Hi JitteryCoyote63 , can I assume you can ssh into the machine directly?
ssh my-instance @@@@@@@@@@@@@@@@@@@@@@@@@@@@@@@@@@@@@@@@@@@@@@@@@@@@@@@@@@@ @ WARNING: REMOTE HOST IDENTIFICATION HAS CHANGED! @ @@@@@@@@@@@@@@@@@@@@@@@@@@@@@@@@@@@@@@@@@@@@@@@@@@@@@@@@@@@ IT IS POSSIBLE THAT SOMEONE IS DOING SOMETHING NASTY! Someone could be eavesdropping on you right now (man-in-the-middle attack)! It is also possible that a host key has just been changed. The fingerprint for the ED25519 key sent by the remote host is SHA256:O2++ST5lAGVoredT1hqlAyTowgNwlnNRJrwE8cbMLo0. Please contact your system administrator. Add correct host key in /Users/H4dr1en/.ssh/known_hosts to get rid of this message. Offending ECDSA key in /Users/H4dr1en/.ssh/known_hosts:81 Host key for 10.105.1.77 has changed and you have requested strict checking.
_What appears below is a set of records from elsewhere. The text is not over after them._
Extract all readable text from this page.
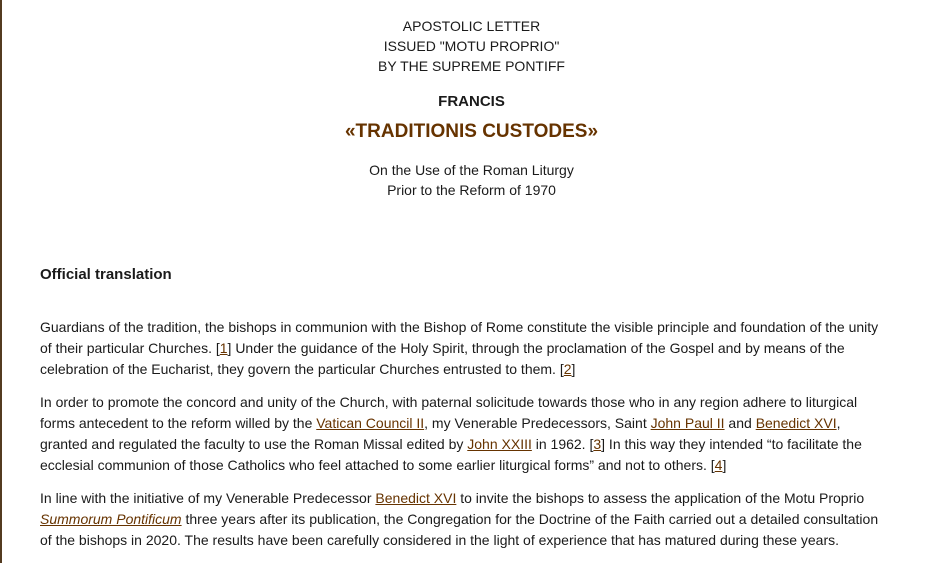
APOSTOLIC LETTER
ISSUED "MOTU PROPRIO"
BY THE SUPREME PONTIFF
FRANCIS
«TRADITIONIS CUSTODES»
On the Use of the Roman Liturgy
Prior to the Reform of 1970
Official translation

Guardians of the tradition, the bishops in communion with the Bishop of Rome constitute the visible principle and foundation of the unity of their particular Churches. [1] Under the guidance of the Holy Spirit, through the proclamation of the Gospel and by means of the celebration of the Eucharist, they govern the particular Churches entrusted to them. [2]

In order to promote the concord and unity of the Church, with paternal solicitude towards those who in any region adhere to liturgical forms antecedent to the reform willed by the Vatican Council II, my Venerable Predecessors, Saint John Paul II and Benedict XVI, granted and regulated the faculty to use the Roman Missal edited by John XXIII in 1962. [3] In this way they intended “to facilitate the ecclesial communion of those Catholics who feel attached to some earlier liturgical forms” and not to others. [4]

In line with the initiative of my Venerable Predecessor Benedict XVI to invite the bishops to assess the application of the Motu Proprio Summorum Pontificum three years after its publication, the Congregation for the Doctrine of the Faith carried out a detailed consultation of the bishops in 2020. The results have been carefully considered in the light of experience that has matured during these years.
Host key verification failed.
But after that you're connected to the machine and can work on it?
So this message appears when I try to ssh directly into the instance
If I don’t start clearml-session
, I can easily connect to the agent, so clearml-session is doing something that messes up the ssh config and prevent me from ssh into the agent afterwards
So I cannot ssh anymore to the agent after starting clearml-session on it
CostlyOstrich36 How is clearml-session setting the ssh config?
JitteryCoyote63 this is standard ssh authorized server removal
https://superuser.com/a/30089
specifically you can try:ssh-keygen -R 10.105.1.77
AgitatedDove14 I see https://github.com/allegroai/clearml-session/blob/main/clearml_session/interactive_session_task.py#L21= that a key pair is hardcoded in the repo. Is it being used to ssh to the instance?
Is it being used to ssh to the instance?
It is used for the SSH client so it "knows" the SSH server (does that make sense) ?
AgitatedDove14 Yes with the command you shared I can now ssh again manually to the agent, but I still clearml-agent will raise the same error
but I still clearml-agent will raise the same error
which one?
sorry, the clearml-session. The error is the one I shared at the beginning of this thread
JitteryCoyote63 are you running the agent in docker mode ?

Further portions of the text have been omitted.